В юности я любил шляться по Арбату. Друг у друга мы тогда не собирались, как сейчас: квартир отдельных не было, дач. Коммуналки, где в комнате — по семье. Вот мы и бродили…
Мы считали, что мы — лучшие ребята в мире! Родились не только в Москве, в столице нашей Родины, но и в «столице Москвы» — на Арбате. Мы друг друга называли земляками.
Раньше еще существовало целое понятие «двор», теперь его нет. Мой десятилетний сын, живущий в высоченном новом доме, в своем дворе никого не знает.
— При словах «Арбат», «двор» сразу же вспоминаешь песни Булата Окуджавы. Многие из них именно об этих уходящих понятиях нашего двора, нашей улицы. Когда-то говорили, что песни Булата Окуджавы — однодневки. И вы утверждали в нашем разговоре, что если явление, лежащее в основе литературного произведения, преходяще, его со временем становится скучно читать.
Как же по-вашему: долговечна поэзия Окуджавы? Или нет?
— Долговечна, поскольку, за этими ушедшими реалиями у Окуджавы всегда стоит нечто большее. Судьба поколения… Да и дворов в Москве весьма много. Ну, да разве дело в этом?..
Помню, как Окуджава только-только начинал.
Перед вами человек, который одним из первых услышал его едва ли не самую первую песню «Девочка плачет…». Помню, как я случайно встретил Вознесенского, и тот, зная, что я бывший музыкант, сказал мне: «Появился изумительный певец. Жаль, у меня нет слуха, я бы тебе напел…»
Помню, чуть позже, большой дом на Садовом кольце, поздняя компания, Окуджава взял гитару…
Потом всю ночь бродили по улицам, по арбатским переулкам. Чудесная огромная луна, мы молодые, и сколько перед нами открывалось тогда… 1959 год…
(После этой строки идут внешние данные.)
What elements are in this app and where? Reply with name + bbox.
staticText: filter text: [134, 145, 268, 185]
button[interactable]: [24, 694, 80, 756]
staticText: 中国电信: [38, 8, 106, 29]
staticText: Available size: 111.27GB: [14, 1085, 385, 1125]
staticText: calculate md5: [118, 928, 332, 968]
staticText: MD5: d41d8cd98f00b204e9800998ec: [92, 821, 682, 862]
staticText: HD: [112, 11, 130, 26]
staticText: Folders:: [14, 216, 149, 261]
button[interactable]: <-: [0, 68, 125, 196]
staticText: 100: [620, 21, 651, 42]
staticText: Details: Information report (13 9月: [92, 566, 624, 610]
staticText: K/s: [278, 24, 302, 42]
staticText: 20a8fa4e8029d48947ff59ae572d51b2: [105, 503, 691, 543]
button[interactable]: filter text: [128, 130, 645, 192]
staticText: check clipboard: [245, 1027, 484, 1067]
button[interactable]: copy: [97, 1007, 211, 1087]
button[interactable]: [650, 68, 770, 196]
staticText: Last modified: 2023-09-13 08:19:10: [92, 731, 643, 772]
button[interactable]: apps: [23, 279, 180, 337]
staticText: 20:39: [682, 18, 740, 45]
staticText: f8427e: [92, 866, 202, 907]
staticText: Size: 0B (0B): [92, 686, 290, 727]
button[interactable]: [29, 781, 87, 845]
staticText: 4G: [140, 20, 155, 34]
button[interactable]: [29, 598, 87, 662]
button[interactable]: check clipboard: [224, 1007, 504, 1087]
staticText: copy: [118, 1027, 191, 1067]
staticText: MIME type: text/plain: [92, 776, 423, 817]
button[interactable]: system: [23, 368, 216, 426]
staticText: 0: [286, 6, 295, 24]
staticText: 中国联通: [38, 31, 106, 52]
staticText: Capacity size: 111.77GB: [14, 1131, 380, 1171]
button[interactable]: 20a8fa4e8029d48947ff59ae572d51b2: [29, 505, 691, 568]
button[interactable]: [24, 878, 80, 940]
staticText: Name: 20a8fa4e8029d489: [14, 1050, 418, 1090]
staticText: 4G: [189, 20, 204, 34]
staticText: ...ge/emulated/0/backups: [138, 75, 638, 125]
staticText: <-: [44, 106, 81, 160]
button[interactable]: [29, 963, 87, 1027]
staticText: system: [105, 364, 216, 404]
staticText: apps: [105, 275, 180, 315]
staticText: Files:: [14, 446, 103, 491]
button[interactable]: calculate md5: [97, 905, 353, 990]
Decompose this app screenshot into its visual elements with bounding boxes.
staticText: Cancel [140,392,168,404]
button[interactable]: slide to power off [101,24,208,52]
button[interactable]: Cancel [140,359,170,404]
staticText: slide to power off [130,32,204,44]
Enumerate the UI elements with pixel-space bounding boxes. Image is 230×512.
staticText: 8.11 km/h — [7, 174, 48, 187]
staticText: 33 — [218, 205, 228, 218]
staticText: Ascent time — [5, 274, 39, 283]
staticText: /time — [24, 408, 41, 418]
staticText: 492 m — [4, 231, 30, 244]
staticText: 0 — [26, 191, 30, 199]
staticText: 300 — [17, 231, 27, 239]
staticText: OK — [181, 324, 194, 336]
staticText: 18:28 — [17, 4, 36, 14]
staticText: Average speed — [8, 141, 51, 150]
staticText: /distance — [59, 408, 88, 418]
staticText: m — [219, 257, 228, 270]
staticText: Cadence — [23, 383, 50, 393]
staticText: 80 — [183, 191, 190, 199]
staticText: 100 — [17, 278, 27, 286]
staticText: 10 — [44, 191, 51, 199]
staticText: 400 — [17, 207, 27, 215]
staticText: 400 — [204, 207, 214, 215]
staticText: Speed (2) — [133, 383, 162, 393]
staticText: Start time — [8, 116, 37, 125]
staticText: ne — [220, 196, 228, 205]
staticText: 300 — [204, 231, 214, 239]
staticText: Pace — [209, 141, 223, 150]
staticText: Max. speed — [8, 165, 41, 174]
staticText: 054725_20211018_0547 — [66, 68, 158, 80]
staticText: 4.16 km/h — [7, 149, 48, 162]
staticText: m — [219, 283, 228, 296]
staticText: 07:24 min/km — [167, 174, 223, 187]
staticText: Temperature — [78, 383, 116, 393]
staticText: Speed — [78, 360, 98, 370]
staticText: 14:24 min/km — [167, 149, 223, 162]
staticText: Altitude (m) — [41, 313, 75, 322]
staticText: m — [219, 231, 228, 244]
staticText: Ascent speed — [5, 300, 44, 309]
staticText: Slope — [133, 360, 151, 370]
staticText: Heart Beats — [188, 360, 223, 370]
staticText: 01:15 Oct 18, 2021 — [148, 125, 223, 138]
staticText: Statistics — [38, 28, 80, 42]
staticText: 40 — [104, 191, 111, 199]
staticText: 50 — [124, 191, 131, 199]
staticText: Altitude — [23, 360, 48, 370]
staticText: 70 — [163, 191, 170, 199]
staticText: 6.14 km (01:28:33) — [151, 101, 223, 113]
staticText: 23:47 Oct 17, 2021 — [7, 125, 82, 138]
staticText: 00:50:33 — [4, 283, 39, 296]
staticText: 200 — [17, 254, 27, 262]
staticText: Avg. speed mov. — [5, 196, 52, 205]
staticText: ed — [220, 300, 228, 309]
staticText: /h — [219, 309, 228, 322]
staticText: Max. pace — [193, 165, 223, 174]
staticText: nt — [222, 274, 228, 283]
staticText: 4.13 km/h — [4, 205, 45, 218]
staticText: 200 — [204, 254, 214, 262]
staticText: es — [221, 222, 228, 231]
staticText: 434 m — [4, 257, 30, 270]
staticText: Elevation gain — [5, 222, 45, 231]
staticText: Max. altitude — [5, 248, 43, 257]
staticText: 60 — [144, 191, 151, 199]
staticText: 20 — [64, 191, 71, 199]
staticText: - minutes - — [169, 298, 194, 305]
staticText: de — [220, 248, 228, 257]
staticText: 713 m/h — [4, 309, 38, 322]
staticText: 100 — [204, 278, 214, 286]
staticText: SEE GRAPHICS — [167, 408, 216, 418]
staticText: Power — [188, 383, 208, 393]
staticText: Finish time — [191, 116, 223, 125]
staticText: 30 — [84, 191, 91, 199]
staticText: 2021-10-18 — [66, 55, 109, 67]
Господи, как я люблю Арбат1
Когда я из своей коммуналки переехал в Бескудниково, то понял, что Арбат — это как бы особый город, даже население иное.
Вы, наверно, не раз видели мой дом на Арбате, где «Зоомагазин». Удивляюсь сейчас многотерпению моих соседей: каждый божий день играл я на контрабасе. К счастью, это не скрипка, звук глухой — и не жаловались. Понимали, что человек «учится музыке». Кстати, в нашем дворе жил Рихтер со своей женой Ниной Дорлиак. И когда летом, с открытыми окнами, он играл на рояле, а она пела, я бросал всё и слушал. Правда, тогда я не знал еще, что он — Рихтер.